Są konsekwencje brutalnego wślizgu Miroslava Bożoka. Słowacki piłkarz Arki Gdynia „sankami” zaatakował nogi Patryka Fryca. Kara jest dotkliwa. Kapitan Arki w tym roku już nie zagra.
Do zdarzenia doszło w meczu z Bruk-Bet Termalicą Nieciecza. Miroslav Bożok w nieprzepisowy sposób próbował odebrać piłkę rywalowi. Sędzia nie miał wątpliwości i natychmiast ukarał Słowaka czerwoną kartką.
Kapitan Arki dzień po meczu zadzwonił do Patryka Fryca z przeprosinami, które jak poinformował gdyński klub, zostały przyjęte – „Hej Patryk, chciałbym Cie przeprosić za faul. Bardzo żałuję, mam nadzieję, że wszystko jest z Tobą OK”. Taki wpis na swoim koncie na Twitterze zamieściła Arka.
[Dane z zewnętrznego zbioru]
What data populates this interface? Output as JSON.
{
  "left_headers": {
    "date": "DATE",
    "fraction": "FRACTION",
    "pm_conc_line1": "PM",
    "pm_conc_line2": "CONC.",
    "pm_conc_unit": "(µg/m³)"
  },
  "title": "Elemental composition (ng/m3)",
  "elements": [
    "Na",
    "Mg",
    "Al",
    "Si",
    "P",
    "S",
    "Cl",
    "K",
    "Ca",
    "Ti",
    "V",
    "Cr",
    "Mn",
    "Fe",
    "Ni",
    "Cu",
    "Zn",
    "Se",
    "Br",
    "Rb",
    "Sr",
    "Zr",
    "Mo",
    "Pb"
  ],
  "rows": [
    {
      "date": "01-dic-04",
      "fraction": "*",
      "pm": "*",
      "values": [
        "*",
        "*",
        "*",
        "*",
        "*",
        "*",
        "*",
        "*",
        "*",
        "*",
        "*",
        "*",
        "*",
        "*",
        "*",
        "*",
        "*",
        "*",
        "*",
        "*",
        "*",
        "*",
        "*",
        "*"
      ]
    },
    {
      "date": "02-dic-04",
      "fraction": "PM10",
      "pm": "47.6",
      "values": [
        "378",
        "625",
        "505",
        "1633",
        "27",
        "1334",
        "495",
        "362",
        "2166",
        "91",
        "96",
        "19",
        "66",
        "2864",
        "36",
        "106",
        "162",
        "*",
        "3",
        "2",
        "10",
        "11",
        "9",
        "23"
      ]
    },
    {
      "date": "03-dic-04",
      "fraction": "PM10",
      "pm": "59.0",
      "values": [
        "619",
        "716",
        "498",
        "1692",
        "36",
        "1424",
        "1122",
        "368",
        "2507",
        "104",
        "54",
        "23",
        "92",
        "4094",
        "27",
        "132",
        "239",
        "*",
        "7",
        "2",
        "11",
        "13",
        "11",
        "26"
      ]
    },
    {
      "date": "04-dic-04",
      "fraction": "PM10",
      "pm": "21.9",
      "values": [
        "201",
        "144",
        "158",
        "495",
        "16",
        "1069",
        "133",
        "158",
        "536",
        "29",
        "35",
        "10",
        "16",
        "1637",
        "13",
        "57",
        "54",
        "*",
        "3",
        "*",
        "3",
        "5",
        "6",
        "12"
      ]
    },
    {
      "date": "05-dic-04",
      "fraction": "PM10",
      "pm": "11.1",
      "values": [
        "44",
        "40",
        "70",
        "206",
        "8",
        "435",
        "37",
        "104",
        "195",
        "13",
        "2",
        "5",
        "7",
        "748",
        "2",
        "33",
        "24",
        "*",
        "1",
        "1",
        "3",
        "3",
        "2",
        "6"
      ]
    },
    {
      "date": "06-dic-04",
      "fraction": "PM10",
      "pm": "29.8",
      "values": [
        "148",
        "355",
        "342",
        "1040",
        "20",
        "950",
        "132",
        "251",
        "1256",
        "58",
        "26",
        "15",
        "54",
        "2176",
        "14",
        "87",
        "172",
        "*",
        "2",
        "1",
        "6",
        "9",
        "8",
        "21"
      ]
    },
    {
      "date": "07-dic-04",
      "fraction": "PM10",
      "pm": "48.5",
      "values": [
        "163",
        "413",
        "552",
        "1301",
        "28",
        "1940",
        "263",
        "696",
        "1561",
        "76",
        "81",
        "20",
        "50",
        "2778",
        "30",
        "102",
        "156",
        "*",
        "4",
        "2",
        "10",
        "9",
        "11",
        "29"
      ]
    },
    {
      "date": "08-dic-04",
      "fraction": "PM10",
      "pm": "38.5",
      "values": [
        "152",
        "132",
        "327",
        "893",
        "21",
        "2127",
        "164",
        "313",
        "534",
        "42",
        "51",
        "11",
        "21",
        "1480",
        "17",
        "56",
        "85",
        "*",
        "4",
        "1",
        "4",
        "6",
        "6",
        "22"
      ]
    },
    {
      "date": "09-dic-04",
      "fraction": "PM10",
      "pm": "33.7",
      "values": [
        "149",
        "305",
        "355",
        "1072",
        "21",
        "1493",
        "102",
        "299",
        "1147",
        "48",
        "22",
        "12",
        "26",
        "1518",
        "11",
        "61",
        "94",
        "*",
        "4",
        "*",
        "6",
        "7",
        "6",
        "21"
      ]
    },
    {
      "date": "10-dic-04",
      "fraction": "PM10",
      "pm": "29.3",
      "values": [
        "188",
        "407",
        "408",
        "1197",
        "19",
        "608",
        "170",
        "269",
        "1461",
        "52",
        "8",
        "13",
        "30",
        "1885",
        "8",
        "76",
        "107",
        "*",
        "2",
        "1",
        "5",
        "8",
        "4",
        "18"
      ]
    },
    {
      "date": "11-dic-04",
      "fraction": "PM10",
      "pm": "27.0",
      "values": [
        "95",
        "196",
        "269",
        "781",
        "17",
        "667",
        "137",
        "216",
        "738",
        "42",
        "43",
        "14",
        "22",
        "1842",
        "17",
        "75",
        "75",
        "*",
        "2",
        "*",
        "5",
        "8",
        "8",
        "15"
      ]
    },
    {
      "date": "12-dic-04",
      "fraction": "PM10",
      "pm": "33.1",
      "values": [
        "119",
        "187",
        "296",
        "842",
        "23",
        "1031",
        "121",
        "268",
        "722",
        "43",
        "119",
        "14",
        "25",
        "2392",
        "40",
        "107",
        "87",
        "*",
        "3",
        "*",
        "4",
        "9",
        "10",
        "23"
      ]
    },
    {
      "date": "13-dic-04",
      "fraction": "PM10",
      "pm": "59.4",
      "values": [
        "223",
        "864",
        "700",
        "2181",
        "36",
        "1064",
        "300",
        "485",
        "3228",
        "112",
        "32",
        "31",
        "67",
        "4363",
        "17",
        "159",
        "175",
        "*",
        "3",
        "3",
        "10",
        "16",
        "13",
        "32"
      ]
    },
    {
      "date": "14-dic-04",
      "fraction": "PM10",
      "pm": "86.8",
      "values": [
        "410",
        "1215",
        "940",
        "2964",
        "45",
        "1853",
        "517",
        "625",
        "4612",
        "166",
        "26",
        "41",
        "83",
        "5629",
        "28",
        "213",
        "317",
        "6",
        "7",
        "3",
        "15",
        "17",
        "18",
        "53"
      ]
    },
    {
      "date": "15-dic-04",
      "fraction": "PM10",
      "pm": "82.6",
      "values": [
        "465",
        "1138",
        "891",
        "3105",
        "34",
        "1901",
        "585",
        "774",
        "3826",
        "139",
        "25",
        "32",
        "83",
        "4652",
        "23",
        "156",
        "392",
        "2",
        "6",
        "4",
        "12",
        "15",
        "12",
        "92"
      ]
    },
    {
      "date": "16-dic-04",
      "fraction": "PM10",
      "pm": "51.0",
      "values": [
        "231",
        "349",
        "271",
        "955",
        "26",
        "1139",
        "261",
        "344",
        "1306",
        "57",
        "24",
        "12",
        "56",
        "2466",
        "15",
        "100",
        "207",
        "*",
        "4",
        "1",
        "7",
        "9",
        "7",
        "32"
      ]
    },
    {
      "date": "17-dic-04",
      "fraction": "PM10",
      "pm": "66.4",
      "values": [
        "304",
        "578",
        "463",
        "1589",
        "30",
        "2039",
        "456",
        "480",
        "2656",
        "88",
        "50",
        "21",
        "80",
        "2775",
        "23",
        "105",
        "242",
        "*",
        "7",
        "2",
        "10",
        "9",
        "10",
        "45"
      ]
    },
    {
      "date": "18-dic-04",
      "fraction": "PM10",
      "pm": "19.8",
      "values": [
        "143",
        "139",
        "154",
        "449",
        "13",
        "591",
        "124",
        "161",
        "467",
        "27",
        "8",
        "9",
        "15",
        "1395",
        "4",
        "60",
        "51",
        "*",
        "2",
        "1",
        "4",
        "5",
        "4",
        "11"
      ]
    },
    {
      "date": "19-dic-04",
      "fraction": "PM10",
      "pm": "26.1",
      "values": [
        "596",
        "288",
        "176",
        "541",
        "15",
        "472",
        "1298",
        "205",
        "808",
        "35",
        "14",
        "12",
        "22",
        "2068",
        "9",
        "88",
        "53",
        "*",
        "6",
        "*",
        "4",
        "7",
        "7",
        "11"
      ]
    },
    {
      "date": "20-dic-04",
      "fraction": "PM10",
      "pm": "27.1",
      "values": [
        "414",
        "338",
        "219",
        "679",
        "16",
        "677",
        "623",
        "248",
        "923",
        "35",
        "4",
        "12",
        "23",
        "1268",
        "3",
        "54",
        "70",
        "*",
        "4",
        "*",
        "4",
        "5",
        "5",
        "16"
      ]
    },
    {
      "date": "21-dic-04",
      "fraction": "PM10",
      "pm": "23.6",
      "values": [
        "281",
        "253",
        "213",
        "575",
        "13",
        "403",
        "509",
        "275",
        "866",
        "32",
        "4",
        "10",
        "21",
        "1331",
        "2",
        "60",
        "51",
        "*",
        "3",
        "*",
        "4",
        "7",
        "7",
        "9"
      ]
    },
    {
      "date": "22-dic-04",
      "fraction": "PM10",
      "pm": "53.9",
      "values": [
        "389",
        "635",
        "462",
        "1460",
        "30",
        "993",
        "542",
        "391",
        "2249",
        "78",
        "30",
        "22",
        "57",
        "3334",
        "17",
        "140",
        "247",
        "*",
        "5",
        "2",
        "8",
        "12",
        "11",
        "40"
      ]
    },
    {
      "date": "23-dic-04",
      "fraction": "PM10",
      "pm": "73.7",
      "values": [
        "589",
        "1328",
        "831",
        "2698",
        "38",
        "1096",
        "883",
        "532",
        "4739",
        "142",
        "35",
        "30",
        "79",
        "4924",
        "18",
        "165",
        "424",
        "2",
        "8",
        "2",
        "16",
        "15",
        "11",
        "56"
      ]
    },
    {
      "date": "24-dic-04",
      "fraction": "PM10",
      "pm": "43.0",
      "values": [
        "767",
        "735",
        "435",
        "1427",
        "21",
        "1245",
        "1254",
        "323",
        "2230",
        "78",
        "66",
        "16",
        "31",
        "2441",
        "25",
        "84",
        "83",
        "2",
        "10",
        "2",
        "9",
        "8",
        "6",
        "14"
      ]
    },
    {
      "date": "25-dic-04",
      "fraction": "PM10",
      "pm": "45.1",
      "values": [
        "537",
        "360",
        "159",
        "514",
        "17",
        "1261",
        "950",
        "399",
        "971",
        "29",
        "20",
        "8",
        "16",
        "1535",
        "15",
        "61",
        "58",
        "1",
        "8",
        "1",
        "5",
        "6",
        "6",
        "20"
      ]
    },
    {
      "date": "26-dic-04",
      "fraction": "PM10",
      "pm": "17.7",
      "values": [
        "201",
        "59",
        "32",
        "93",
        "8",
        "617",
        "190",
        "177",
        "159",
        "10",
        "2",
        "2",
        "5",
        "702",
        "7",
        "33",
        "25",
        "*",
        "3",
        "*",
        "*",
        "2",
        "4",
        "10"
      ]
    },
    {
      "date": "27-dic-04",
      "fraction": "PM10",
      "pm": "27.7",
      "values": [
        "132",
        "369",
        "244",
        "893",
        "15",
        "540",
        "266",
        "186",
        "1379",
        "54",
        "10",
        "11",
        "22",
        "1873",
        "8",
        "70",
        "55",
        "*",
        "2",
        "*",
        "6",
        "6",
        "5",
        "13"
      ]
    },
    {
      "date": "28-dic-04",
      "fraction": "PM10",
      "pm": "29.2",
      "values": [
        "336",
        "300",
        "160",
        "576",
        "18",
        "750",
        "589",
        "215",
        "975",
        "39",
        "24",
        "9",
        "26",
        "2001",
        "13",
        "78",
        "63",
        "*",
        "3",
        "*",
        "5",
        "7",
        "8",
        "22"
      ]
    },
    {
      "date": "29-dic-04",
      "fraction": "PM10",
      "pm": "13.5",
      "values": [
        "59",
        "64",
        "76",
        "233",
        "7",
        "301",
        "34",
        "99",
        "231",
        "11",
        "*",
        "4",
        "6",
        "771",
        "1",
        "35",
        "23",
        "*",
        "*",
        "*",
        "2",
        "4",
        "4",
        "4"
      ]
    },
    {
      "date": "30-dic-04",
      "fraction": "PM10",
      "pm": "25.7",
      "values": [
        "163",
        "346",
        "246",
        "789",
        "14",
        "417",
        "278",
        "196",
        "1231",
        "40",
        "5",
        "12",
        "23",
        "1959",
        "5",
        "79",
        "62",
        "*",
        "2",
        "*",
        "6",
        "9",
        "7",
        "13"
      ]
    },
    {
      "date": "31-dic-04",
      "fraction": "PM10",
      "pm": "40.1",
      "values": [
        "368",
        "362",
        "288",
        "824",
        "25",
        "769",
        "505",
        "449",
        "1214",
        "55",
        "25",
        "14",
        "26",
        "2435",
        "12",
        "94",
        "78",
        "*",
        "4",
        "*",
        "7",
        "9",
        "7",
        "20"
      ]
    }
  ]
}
„Przeprosiny przyjęte, znam Miro osobiście, to porządny chłopak, a ten faul to jednorazowy wyskok, pozdr” – odpowiedział za pośrednictwem Twittera trener Bruk-Bet Termaliki Czesław Michniewicz.
Komisja Ligi nie była jednak wyrozumiała dla Bożoka. W czwartek postanowiła nałożyć na niego karę dyskwalifikacji w 4 meczach ekstraklasy. Słowaka zabraknie zatem w spotkaniach z Wisłą Kraków, Ruchem Chorzów Jagiellonią Białystok i Śląskiem Wrocław. Oznacza to, że kapitan Arki nie zagra już w tym roku w ekstraklasie. Jak czytamy w uzasadnieniu, to efekt „poważnego, rażącego faulu”.
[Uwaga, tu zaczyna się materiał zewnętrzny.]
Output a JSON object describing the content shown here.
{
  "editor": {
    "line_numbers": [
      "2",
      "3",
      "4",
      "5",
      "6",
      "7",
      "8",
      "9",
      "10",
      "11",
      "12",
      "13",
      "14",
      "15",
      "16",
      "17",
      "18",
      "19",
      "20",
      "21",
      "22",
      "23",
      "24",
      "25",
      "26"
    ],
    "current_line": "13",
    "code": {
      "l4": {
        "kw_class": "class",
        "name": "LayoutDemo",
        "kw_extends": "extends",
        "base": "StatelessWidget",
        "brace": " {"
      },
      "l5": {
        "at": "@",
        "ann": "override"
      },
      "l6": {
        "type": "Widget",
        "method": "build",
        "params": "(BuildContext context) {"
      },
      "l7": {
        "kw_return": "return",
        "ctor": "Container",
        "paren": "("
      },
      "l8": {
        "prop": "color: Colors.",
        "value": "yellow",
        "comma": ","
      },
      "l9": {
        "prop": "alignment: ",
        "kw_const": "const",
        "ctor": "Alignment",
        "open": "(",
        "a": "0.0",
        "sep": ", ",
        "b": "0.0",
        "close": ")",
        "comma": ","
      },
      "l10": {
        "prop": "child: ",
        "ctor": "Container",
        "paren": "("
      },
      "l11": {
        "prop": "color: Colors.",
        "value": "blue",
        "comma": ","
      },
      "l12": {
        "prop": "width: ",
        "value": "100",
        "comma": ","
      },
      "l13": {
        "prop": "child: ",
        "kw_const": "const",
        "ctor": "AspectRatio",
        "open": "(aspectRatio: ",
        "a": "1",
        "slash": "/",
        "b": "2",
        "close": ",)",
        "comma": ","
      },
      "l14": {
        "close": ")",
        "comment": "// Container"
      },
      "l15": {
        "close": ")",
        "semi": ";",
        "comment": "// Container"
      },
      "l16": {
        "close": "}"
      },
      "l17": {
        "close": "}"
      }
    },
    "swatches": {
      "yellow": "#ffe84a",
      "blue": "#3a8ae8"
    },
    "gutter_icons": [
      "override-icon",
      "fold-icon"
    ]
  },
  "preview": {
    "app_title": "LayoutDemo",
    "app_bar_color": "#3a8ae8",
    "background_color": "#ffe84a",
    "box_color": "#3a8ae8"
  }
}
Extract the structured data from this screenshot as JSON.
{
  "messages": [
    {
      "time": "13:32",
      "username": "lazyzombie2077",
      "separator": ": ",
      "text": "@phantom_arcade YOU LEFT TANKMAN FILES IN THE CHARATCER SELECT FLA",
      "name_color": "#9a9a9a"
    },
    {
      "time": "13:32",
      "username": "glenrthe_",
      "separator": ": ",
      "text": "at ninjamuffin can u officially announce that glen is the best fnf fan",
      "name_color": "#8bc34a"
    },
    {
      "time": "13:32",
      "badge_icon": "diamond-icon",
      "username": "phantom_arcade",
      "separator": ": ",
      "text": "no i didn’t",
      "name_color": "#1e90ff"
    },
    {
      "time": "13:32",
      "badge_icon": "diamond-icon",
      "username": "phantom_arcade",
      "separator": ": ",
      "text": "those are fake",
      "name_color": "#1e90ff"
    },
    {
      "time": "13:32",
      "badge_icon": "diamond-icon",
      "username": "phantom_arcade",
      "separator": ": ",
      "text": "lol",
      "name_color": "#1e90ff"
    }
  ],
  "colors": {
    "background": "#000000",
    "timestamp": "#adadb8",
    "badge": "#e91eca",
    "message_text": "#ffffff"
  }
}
Poniżej zamieszczamy pełny komunikat Komisji Ligi:
Na zawodnika Arki Gdynia, Miroslava Bożoka, nałożono karę dyskwalifikacji w 4 meczach LOTTO Ekstraklasy. Zawodnik otrzymał samoistną czerwoną kartkę w meczu Arka Gdynia – Bruk-Bet Termalica Nieciecza za poważny, rażący faul. Zgodnie z Regulaminem Dyscyplinarnym Polskiego Związku Piłki Nożnej zawodnik karany jest w takim przypadku minimum 2 meczami dyskwalifikacji.